Freiwasser-Ass Lurz auch nach Olympia topmotiviert

Piombino (dpa) · Manchmal wundert sich sogar der große Bruder über Thomas Lurz. Statt nach Olympia-Silber der schmerzenden rechten Schulter eine Pause zu gönnen, in Urlaub zu fahren oder seinem Hobby Angeln nachzugehen sprang der Rekordweltmeister der Freiwasser-Schwimmer gleich wieder ins Wasser.

„Er hat ein, zwei Tage nach den Olympischen Spielen wieder losgelegt mit dem Training. Selbst ich musste da mal den Kopf schütteln“, erinnerte sich Stefan Lurz, gleichzeitig sein Trainer, „aber so ist er halt. Typisch Thomas.“ Und so überrascht es keineswegs, dass der 32-jährige Würzburger auch die Europameisterschaften im italienischen Piombino vom Mittwoch an in Angriff nimmt.

26 Medaillen hat Thomas Lurz schon von Olympischen Spielen, Welt- und Europameisterschaften nach Hause gebracht. In der Toskana sollen weitere Titel des zehnmaligen Weltmeisters folgen. „Gewinnen macht immer Spaß und in dem Moment, wo man gewinnt, vergisst man auch die restlichen 3000 Kilometer oder mehr, die man in einem Jahr schwimmt“, sagte der Muster-Athlet der Nachrichtenagentur dpa zu einem Anreiz für die Strapazen. Und die führten ihn schon durch alle mögliche Gewässer auf der Welt: Seen, Flüsse oder das Meer.
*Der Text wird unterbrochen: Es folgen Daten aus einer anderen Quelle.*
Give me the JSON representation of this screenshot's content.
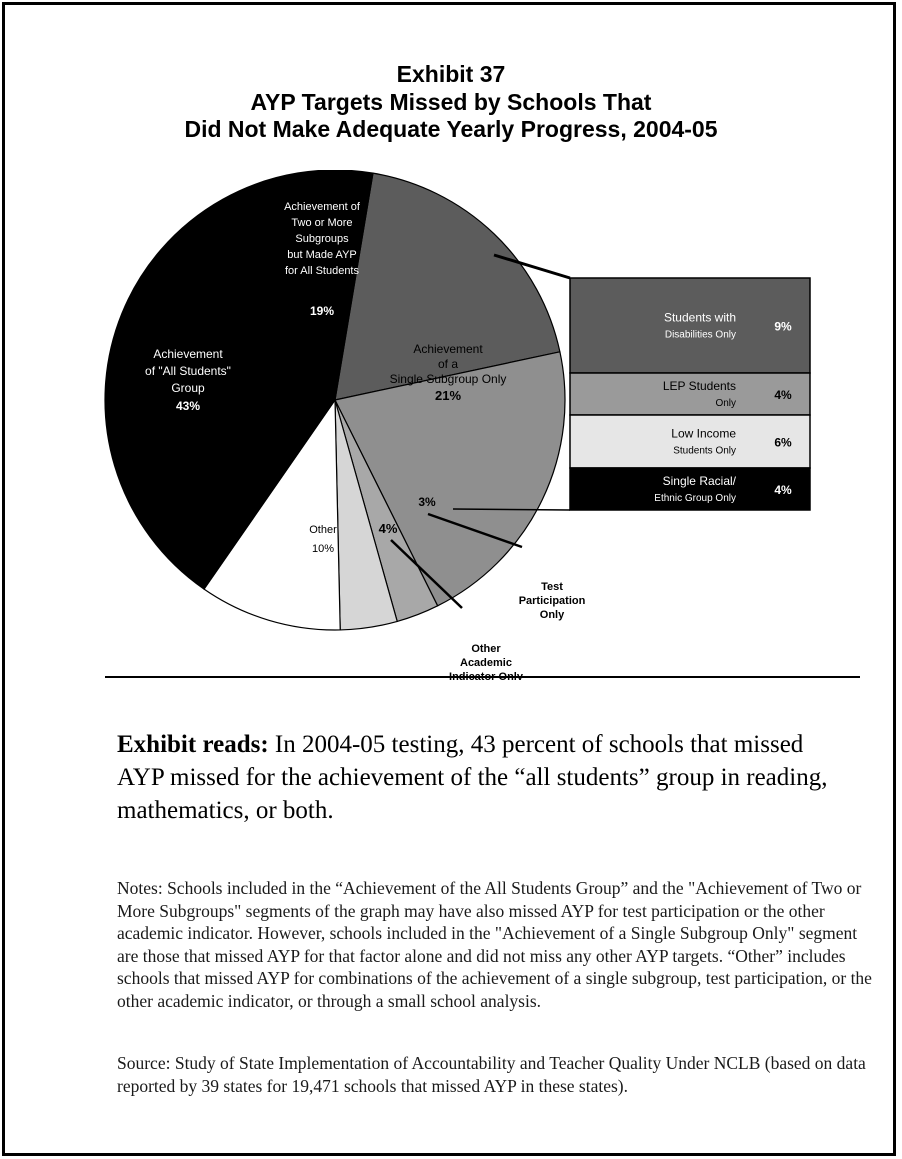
{
  "exhibit": {
    "number": "Exhibit 37",
    "title_line1": "AYP Targets Missed by Schools That",
    "title_line2": "Did Not Make Adequate Yearly Progress, 2004-05"
  },
  "chart_data": {
    "type": "pie",
    "title": "AYP Targets Missed by Schools That Did Not Make Adequate Yearly Progress, 2004-05",
    "slices": [
      {
        "label": "Achievement of Two or More Subgroups but Made AYP for All Students",
        "value": 19,
        "value_label": "19%",
        "color": "#5c5c5c"
      },
      {
        "label": "Achievement of a Single Subgroup Only",
        "value": 21,
        "value_label": "21%",
        "color": "#8f8f8f"
      },
      {
        "label": "Test Participation Only",
        "value": 3,
        "value_label": "3%",
        "color": "#a8a8a8"
      },
      {
        "label": "Other Academic Indicator Only",
        "value": 4,
        "value_label": "4%",
        "color": "#d6d6d6"
      },
      {
        "label": "Other",
        "value": 10,
        "value_label": "10%",
        "color": "#ffffff"
      },
      {
        "label": "Achievement of \"All Students\" Group",
        "value": 43,
        "value_label": "43%",
        "color": "#000000"
      }
    ],
    "breakdown": {
      "of_slice": "Achievement of a Single Subgroup Only",
      "rows": [
        {
          "label_line1": "Students with",
          "label_line2": "Disabilities Only",
          "value": 9,
          "value_label": "9%",
          "color": "#5c5c5c",
          "text_color": "#ffffff"
        },
        {
          "label_line1": "LEP Students",
          "label_line2": "Only",
          "value": 4,
          "value_label": "4%",
          "color": "#9a9a9a",
          "text_color": "#000000"
        },
        {
          "label_line1": "Low Income",
          "label_line2": "Students Only",
          "value": 6,
          "value_label": "6%",
          "color": "#e6e6e6",
          "text_color": "#000000"
        },
        {
          "label_line1": "Single Racial/",
          "label_line2": "Ethnic Group Only",
          "value": 4,
          "value_label": "4%",
          "color": "#000000",
          "text_color": "#ffffff"
        }
      ]
    }
  },
  "labels": {
    "two_more": [
      "Achievement of",
      "Two or More",
      "Subgroups",
      "but Made AYP",
      "for All Students"
    ],
    "single": [
      "Achievement",
      "of a",
      "Single Subgroup Only"
    ],
    "all_students": [
      "Achievement",
      "of \"All Students\"",
      "Group"
    ],
    "other": "Other",
    "test_participation": [
      "Test",
      "Participation",
      "Only"
    ],
    "other_academic": [
      "Other",
      "Academic",
      "Indicator Only"
    ]
  },
  "exhibit_reads": {
    "lead": "Exhibit reads:",
    "text": "In 2004-05 testing, 43 percent of schools that missed AYP missed for the achievement of the “all students” group in reading, mathematics, or both."
  },
  "notes": "Notes:  Schools included in the “Achievement of the All Students Group” and the \"Achievement of Two or More Subgroups\" segments of the graph may have also missed AYP for test participation or the other academic indicator.  However, schools included in the \"Achievement of a Single Subgroup Only\" segment are those that missed AYP for that factor alone and did not miss any other AYP targets. “Other” includes schools that missed AYP for combinations of the achievement of a single subgroup, test participation, or the other academic indicator, or through a small school analysis.",
  "source": "Source:  Study of State Implementation of Accountability and Teacher Quality Under NCLB (based on data reported by 39 states for 19,471 schools that missed AYP in these states)."
}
„Da ist mir schon alles Mögliche begegnet. Schildkröten, Haie, Holzpaletten, sämtliche Fischarten. Vom wirklich Schönen bis zum Teil sehr unangenehmen“, schilderte der frühere Beckenschwimmer, der die Herausforderung in der Natur liebt. „Ein Schwimmbad ist überall auf der Welt im Prinzip das selbe. Die Luft ist überall muffig und schlecht, die Fliesen immer gleich. Langstreckenschwimmen ist anders. Selbst der selbe Ort kann bei unterschiedlicher Witterung ganz anders sein.“ Dazu kommen anders als im Becken die direkten Körperkontakte der Wettkämpfe: Rangeleien gehören zum Tagesgeschäft.
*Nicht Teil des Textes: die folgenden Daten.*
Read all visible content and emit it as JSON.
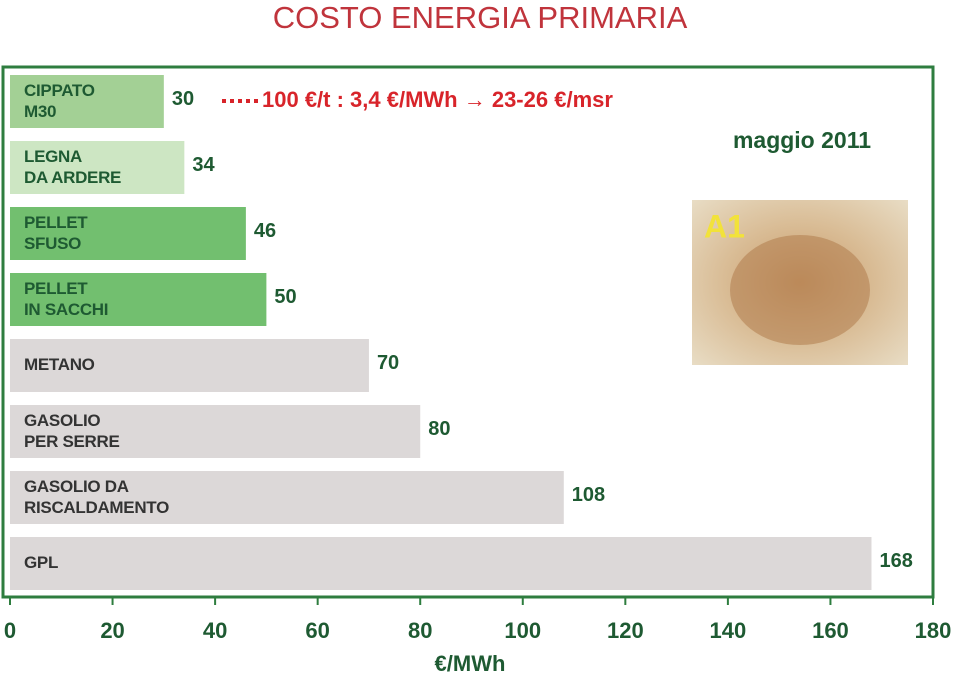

Einem Gegner dabei Absicht zu unterstellen, kommt Lurz nicht in den Sinn. Den fairen Sportsmann verkörpert er immer wieder. Wie auch in London vor fünf Wochen. Kein klagendes Wort verlor er nach dem verpassten Gold über die frühere Dopingsperre von Sieger Oussama Mellouli, lobte den Tunesier stattdessen neben den US-Superstars Michael Phelps und Ryan Lochte als vielseitigsten Schwimmer der Welt. „Thomas Lurz ist ein Vorzeigeathlet, beispielgebend für andere“, pries Christa Thiel, Präsidentin des Deutschen Schwimm-Verbandes (DSV), den 2009 zum Freiwasser-Schwimmer des Jahrzehnts gekürten Lurz: „Einer, der extrem hart trainiert.“ Härter, da ist sich Bruder Stefan sicher, trainiert jedenfalls kein anderer.
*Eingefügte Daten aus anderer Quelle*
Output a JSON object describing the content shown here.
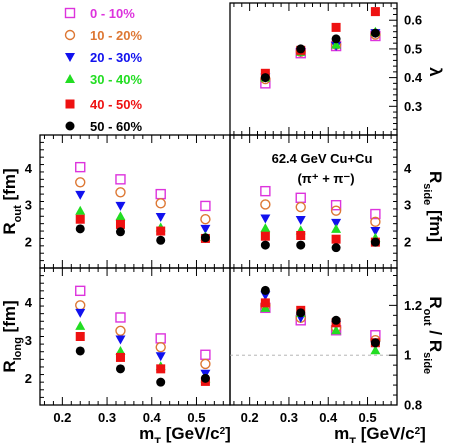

Nach dem Tod von Vater Peter, über viele Jahre Langstreckenwart im DSV, übernahm Stefan Lurz die Betreuung des jüngeren Bruders und anderer Freiwasser-Asse in der fränkischen Schwimmer-Hochburg. „Unser Vater hat mir selber sehr viel gegeben und ich habe sehr viel gelernt“, erinnerte der Bundestrainer. Bei Thomas Lurz ziert gar ein Tattoo mit dem Geburtsdatum des Vaters den linken Arm. „Deswegen habe ich links nie Schulterschmerzen und rechts schon“, sagte der Sportler mit einem Augenzwinkern, aber voller Respekt vor dem Vater, „dem ich sehr viel zu verdanken habe.“

Wie lange die Erfolgskarriere von McDonalds-Fan Thomas Lurz („Man muss das in Maßen genießen, wie ein Bier, eine Bratwurst oder eine Schweinshaxe“) noch weitergeht, steht nicht fest. Die WM in einem Jahr in Barcelona will er auf jeden Fall noch schwimmen, die Heim-EM 2014 in Berlin wäre ein schöner Karriere-Abschluss. Wobei, dann wären es auch nur zwei Jahre bis zu Olympia in Rio - und olympisches Gold fehlt dem Diplom-Sozialpädagogen, Sportsoldaten und Buch-Autor ja noch in der Vita. „Aber ob es noch einmal ein ganzer Olympia-Zyklus wird, wage ich zu bezweifeln“, sagte der ältere Bruder Stefan.